Diğer konuya gelince, özellikle çıkarılan madenin? Değerli arkadaşlar, burada nikel oranı çok düşük olduğu için yani zaten yüzde 1'in üzerinde; 1,5'un üzerindekileri işlemeden -maalesef, Türkiye'mizin bir realitesi- bu cevherin yüzde 99'u, yüzde 98'i toprak olmasına rağmen ekonomik olduğu için maden toprağıyla beraber alınıp götürülüyor ve bizim ülkemize katma değer olarak da bunun, işte, ne kadar tenörü varsa, yüzde 1,5'sa yüzde 1,5 bir katma değerle siz bunu başka ülkelere verip orada bunun zenginleştirilmesini, orada sanayi hâline gelmesini ve orada katma değer yaratılmasını sağlamış oluyorsunuz. Niçin? Burada işletme ve zenginleştirmeye izin vermediğiniz için.
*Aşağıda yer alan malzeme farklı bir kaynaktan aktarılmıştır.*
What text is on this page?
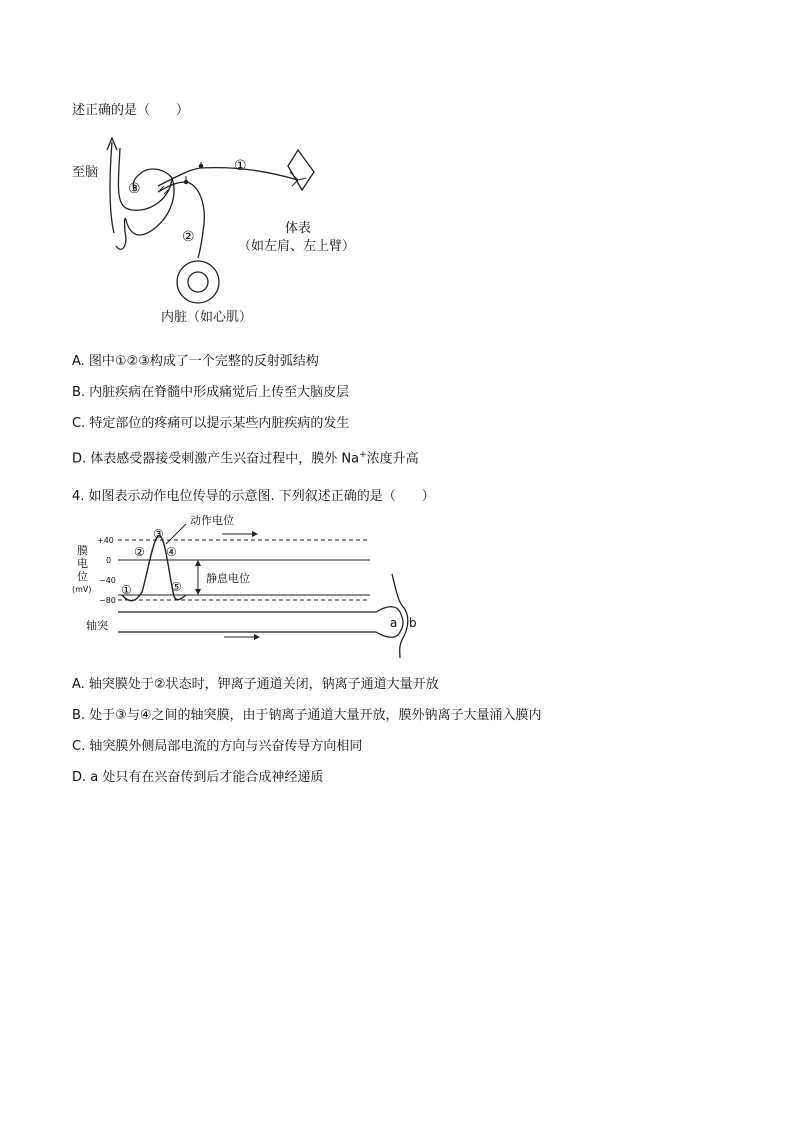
述正确的是（　　）
至脑
③
①
②
体表
（如左肩、左上臂）
内脏（如心肌）
A. 图中①②③构成了一个完整的反射弧结构
B. 内脏疾病在脊髓中形成痛觉后上传至大脑皮层
C. 特定部位的疼痛可以提示某些内脏疾病的发生
D. 体表感受器接受刺激产生兴奋过程中，膜外 Na+浓度升高
4. 如图表示动作电位传导的示意图. 下列叙述正确的是（　　）
膜
电
位
(mV)
+40
0
−40
−80
①
②
③
④
⑤
动作电位
静息电位
a b
轴突
A. 轴突膜处于②状态时，钾离子通道关闭，钠离子通道大量开放
B. 处于③与④之间的轴突膜，由于钠离子通道大量开放，膜外钠离子大量涌入膜内
C. 轴突膜外侧局部电流的方向与兴奋传导方向相同
D. a 处只有在兴奋传到后才能合成神经递质
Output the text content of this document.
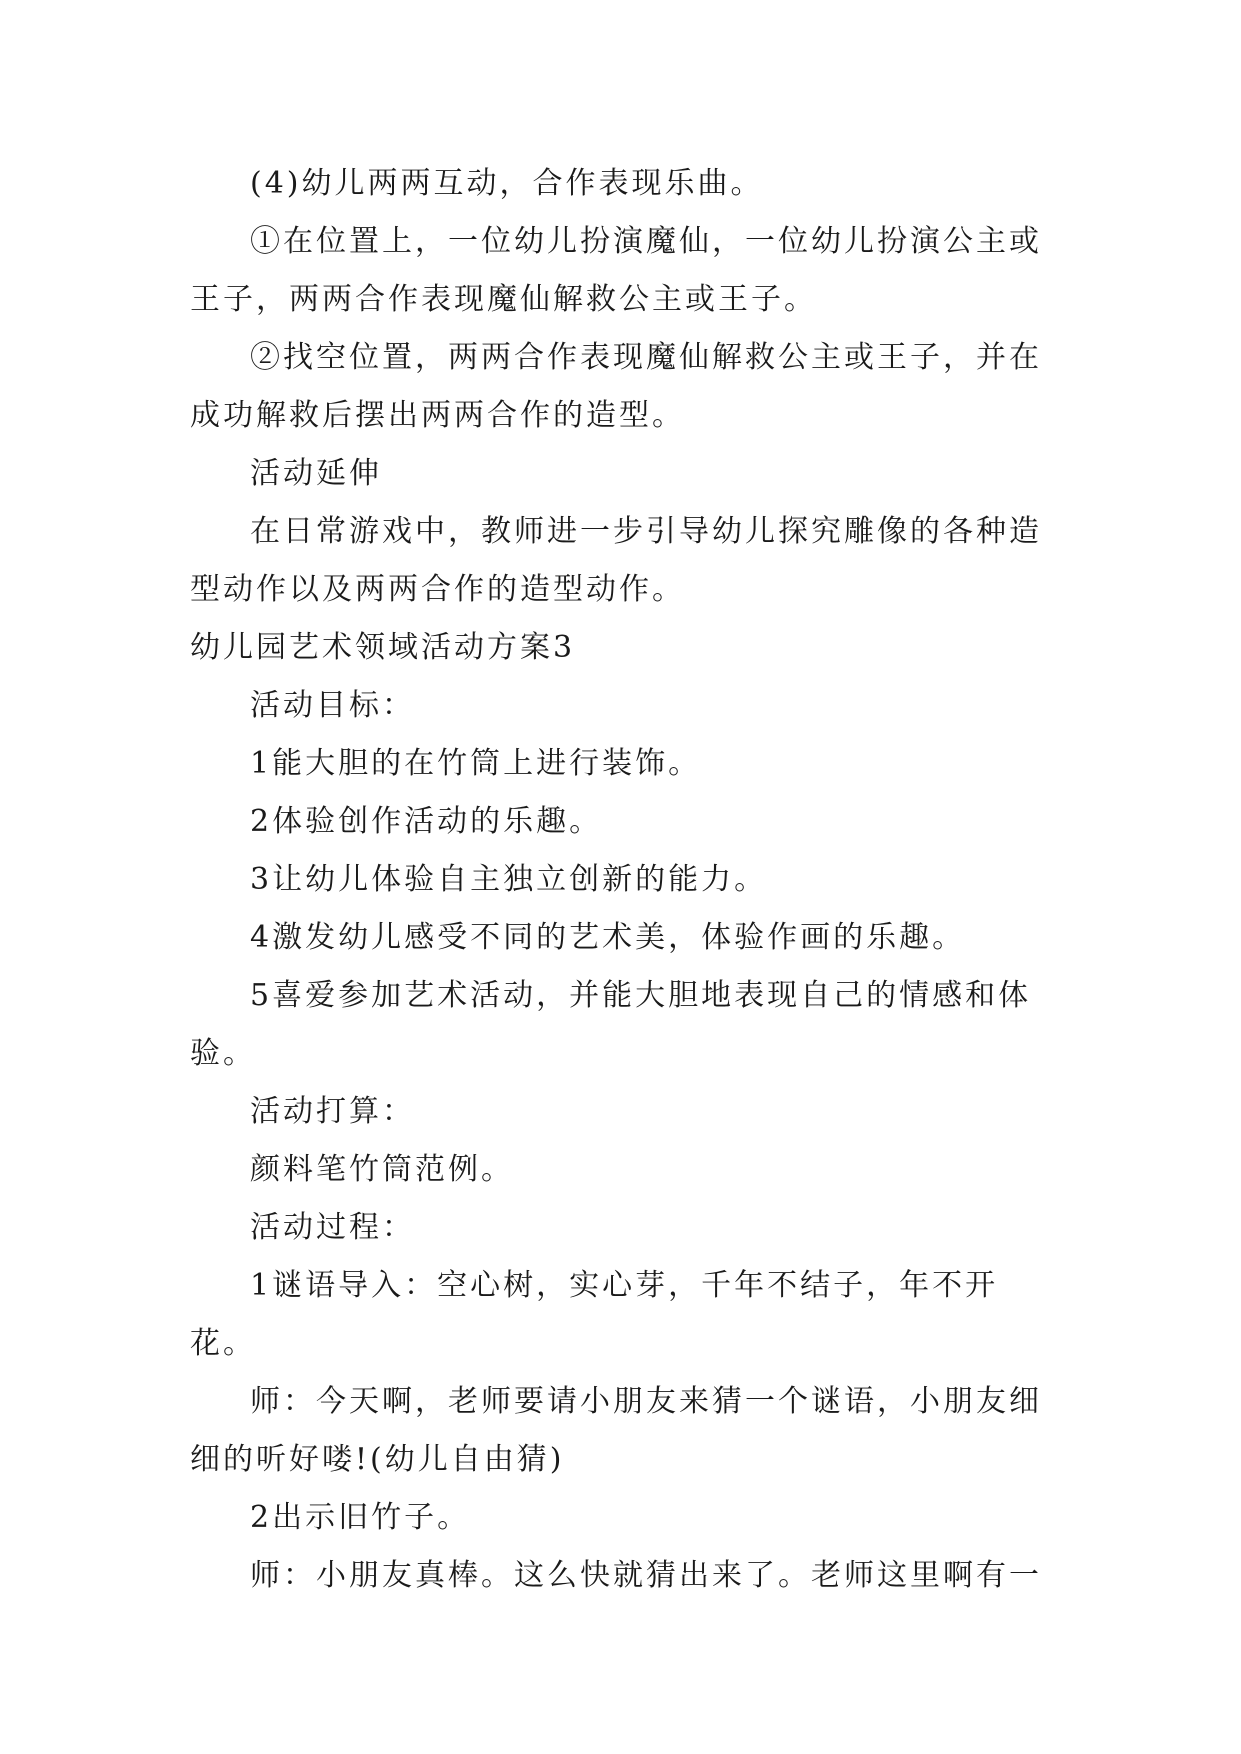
(4)幼儿两两互动，合作表现乐曲。

①在位置上，一位幼儿扮演魔仙，一位幼儿扮演公主或王子，两两合作表现魔仙解救公主或王子。

②找空位置，两两合作表现魔仙解救公主或王子，并在成功解救后摆出两两合作的造型。

活动延伸

在日常游戏中，教师进一步引导幼儿探究雕像的各种造型动作以及两两合作的造型动作。

幼儿园艺术领域活动方案3

活动目标：

1能大胆的在竹筒上进行装饰。

2体验创作活动的乐趣。

3让幼儿体验自主独立创新的能力。

4激发幼儿感受不同的艺术美，体验作画的乐趣。

5喜爱参加艺术活动，并能大胆地表现自己的情感和体验。

活动打算：

颜料笔竹筒范例。

活动过程：

1谜语导入：空心树，实心芽，千年不结子，年不开花。

师：今天啊，老师要请小朋友来猜一个谜语，小朋友细细的听好喽!(幼儿自由猜)

2出示旧竹子。

师：小朋友真棒。这么快就猜出来了。老师这里啊有一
Peki, bu madeni buradan alıp başka ülkelere götürüp orada işletiliyorsa o zaman o ülkeler kendi ülkelerine? Ki bu ülkelerin başında Yunanistan geliyor, yanı başımıza, komşumuza gidiyor.
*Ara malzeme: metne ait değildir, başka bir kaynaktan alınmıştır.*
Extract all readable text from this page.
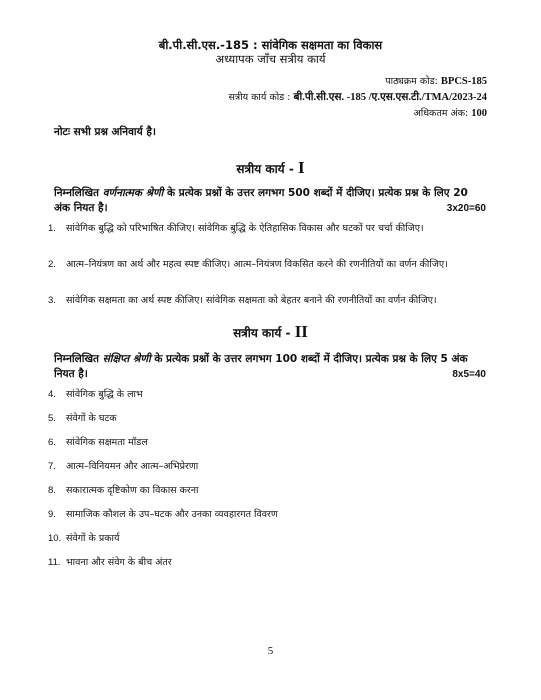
बी.पी.सी.एस.-185 : सांवेगिक सक्षमता का विकास
अध्यापक जाँच सत्रीय कार्य
पाठ्यक्रम कोड: BPCS-185
सत्रीय कार्य कोड : बी.पी.सी.एस. -185 /ए.एस.एस.टी./TMA/2023-24
अधिकतम अंक: 100
नोटः सभी प्रश्न अनिवार्य है।
सत्रीय कार्य - I
निम्नलिखित वर्णनात्मक श्रेणी के प्रत्येक प्रश्नों के उत्तर लगभग 500 शब्दों में दीजिए। प्रत्येक प्रश्न के लिए 20 अंक नियत है।	3x20=60
1. सांवेगिक बुद्धि को परिभाषित कीजिए। सांवेगिक बुद्धि के ऐतिहासिक विकास और घटकों पर चर्चा कीजिए।
2. आत्म–नियंत्रण का अर्थ और महत्व स्पष्ट कीजिए। आत्म–नियंत्रण विकसित करने की रणनीतियों का वर्णन कीजिए।
3. सांवेगिक सक्षमता का अर्थ स्पष्ट कीजिए। सांवेगिक सक्षमता को बेहतर बनाने की रणनीतियों का वर्णन कीजिए।
सत्रीय कार्य - II
निम्नलिखित संक्षिप्त श्रेणी के प्रत्येक प्रश्नों के उत्तर लगभग 100 शब्दों में दीजिए। प्रत्येक प्रश्न के लिए 5 अंक नियत है।	8x5=40
4. सांवेगिक बुद्धि के लाभ
5. संवेगों के घटक
6. सांवेगिक सक्षमता मॉडल
7. आत्म–विनियमन और आत्म–अभिप्रेरणा
8. सकारात्मक दृष्टिकोण का विकास करना
9. सामाजिक कौशल के उप–घटक और उनका व्यवहारगत विवरण
10. संवेगों के प्रकार्य
11. भावना और संवेग के बीच अंतर
5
HASAN ÖREN (Manisa) - Kapalı sistem, söyle, söyle! Yapma gözünü seveyim, bildiğin hâlde söylemiyorsun ya!

RECAİ BERBER (Devamla) - Bu ülkelere gidiyorsa demek ki bu ülkelerde bu katma değer yaratılması için?

HASAN ÖREN (Manisa) - Oturuyoruz, ikili konuşmada söylüyorsun, burada söylemiyorsun!
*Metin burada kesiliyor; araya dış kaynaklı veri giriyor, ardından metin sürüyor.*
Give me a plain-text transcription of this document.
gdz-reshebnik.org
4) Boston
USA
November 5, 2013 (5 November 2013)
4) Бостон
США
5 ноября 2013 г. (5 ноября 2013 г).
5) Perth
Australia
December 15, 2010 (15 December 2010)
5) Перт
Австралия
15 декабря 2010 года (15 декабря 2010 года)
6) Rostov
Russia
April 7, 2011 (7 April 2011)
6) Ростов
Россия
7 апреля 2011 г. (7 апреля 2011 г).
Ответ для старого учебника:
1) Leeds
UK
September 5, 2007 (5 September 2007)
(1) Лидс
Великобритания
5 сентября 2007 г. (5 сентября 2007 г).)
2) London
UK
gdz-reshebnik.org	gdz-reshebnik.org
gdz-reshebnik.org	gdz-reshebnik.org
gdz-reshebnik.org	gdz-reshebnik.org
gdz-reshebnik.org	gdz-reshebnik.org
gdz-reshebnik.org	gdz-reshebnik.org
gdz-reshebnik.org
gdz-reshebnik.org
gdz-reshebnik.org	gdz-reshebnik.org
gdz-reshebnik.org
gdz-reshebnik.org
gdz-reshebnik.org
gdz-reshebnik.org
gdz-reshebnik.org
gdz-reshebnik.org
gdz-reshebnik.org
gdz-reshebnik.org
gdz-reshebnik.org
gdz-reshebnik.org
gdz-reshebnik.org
RECAİ BERBER (Devamla) - Şimdi geliyorum, bir saniye. Hasan Bey, çok heyecanlısın ya.

HASAN ÖREN (Manisa) - Yapma gözünü seveyim ya!

RECAİ BERBER (Devamla) - Ben de sizin kadar bu konuda heyecan duyuyorum.

HASAN ÖREN (Manisa) - Manisa'da diyorsun ki "Zararlıdır bu maden." Buraya geliyorsun madenin savunuculuğunu yapıyorsun!

RECAİ BERBER (Devamla) - Madenin zararlı olduğunu hiçbir yerde söylemedim. Ben Türkiye'deki madenlerin, tam tersine, yeterince değerlendirilmediği ve işletilmediği kanaatindeyim.

HASAN ÖREN (Manisa) - Açık liç usulü doğru mudur?

RECAİ BERBER (Devamla) - Ancak buradaki zenginleştirme ve madenin çıkarıldıktan sonraki prosesiyle ilgili olarak da bize verilen garantiler bu yöntemle de çevreye zarar verilmeyeceği şeklinde. Hele hele burada "3 milyar dolar üretim yapan bütün Gediz Ovası yok olacak." filan gibi bir yaklaşım, aslında, tabii, işin abartı kısmı ama?

HASAN ÖREN (Manisa) - Kendi raporlarında yazıyor.

RECAİ BERBER (Devamla) - Burada bende de var raporlar.

HASAN ÖREN (Manisa) - 5 ila 6 milyar dolar gelir yazıyor.

RECAİ BERBER (Devamla) - Ancak şunu belirtmek istiyorum: Eğer gerçekten teknoloji olarak başka yöntemlerle? Ki burada altını çizerek, siz örnek vermediniz, ben vereyim: Şu anda yine bir başka şirketimiz Manisa'nın Gördes ilçesinde nikel sahasıyla ilgili yatırım yapıyor. Burada yapılan yatırım tamamen kapalı sistemle ve?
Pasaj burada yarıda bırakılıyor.